Ein zweiter Aspekt, der die Modelle von DeepSeek effizient macht, ist das Prinzip der Mixture of Experts (MoE). Die konzeptuelle Idee ist, dass man kein großes Netzwerk baut, das dann jede Anfrage auf die gleiche Art bearbeitet, sondern mehrere kleinere Teilnetzwerke, die jeweils auf eigene, spezifische Themenschwerpunkte fokussiert sind. Natürlich ist das Ganze am Ende immer noch ein Modell, aber die innere Architektur ist ausdifferenziert. Bei einem großen Gesamtmodell wird jede Anfrage von dem großen Gesamtkomplex bearbeitet. Inputs wie »Programmiere einen Onlineshop für meine Fotoprints« werden den gleichen Mechanismen – und Parametern – zugeführt wie der Input »Verfasse einen vierseitigen Liebesbrief an einen Elefanten«. Das ist konzeptuell ineffizient, da die Parameter, die für das Programmieren eines Onlineshops gut sind, auch beim Schreiben des Elefantenliebesbriefs aktiviert werden, aber eher nichts Sinnvolles dazu beitragen werden.

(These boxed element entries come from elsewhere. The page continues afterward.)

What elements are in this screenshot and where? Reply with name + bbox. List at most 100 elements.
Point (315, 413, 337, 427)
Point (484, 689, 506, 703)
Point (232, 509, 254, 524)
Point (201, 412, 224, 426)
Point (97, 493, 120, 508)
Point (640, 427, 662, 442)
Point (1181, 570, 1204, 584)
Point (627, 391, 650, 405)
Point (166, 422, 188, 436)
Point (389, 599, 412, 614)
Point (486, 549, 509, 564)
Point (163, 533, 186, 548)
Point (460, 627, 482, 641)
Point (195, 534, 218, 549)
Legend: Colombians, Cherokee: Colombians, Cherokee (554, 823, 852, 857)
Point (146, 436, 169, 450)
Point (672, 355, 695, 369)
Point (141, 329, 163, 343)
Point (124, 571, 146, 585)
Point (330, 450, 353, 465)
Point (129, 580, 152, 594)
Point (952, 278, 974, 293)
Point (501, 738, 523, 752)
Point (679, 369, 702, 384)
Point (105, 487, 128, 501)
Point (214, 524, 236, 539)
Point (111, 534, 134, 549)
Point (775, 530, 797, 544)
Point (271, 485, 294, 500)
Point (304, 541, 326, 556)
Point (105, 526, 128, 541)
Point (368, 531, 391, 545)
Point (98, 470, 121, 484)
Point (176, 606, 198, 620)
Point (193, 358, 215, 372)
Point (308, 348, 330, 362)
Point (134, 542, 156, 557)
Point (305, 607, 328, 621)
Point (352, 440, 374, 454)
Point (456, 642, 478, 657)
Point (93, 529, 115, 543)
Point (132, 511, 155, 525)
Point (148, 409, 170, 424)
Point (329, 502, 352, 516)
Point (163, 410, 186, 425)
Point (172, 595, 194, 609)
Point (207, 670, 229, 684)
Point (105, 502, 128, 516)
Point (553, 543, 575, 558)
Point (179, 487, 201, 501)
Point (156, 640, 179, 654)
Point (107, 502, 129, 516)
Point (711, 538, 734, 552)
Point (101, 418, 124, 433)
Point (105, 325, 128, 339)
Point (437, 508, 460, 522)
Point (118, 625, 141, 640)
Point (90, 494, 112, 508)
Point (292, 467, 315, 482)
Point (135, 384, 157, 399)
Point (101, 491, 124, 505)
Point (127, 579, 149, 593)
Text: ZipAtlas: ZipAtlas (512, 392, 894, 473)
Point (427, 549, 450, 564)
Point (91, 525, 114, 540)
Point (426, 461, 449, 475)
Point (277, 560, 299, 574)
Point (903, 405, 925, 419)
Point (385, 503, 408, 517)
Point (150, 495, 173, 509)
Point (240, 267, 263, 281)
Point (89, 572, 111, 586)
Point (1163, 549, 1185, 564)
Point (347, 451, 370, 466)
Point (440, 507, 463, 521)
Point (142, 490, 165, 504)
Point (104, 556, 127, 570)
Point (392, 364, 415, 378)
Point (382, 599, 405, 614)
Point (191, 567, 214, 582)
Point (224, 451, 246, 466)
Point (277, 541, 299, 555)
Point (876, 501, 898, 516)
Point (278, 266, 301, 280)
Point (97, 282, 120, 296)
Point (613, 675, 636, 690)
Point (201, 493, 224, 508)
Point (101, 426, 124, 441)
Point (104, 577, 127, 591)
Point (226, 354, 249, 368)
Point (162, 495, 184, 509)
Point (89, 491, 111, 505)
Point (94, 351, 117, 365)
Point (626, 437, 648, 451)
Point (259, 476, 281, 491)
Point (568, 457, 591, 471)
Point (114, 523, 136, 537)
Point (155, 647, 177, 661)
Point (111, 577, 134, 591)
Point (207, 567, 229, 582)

Das kostet compute, also Rechenleistung, und macht das Ganze ressourcenintensiv und schwerfällig. Stattdessen ist das Prinzip hinter der Mixture of Experts, dass verschiedene Teilsysteme nebeneinander warten, bis der Input der Userin an ein Teilsystem delegiert und das Teilsystem damit aktiviert wird. Das macht das Modell insgesamt kleiner, manchmal etwas schlechter, aber dafür das Benutzen des Modells, den Prozess der sogenannten Inferenz, weniger rechenleistungs- und damit weniger ressourcenaufwendig. Statt etwa der gesamten 400 Milliarden Parameter werden pro Anfrage also nur beispielsweise 30 Milliarden aktiviert – der Input muss also »nur« durch 30 Milliarden Parameter geschoben werden.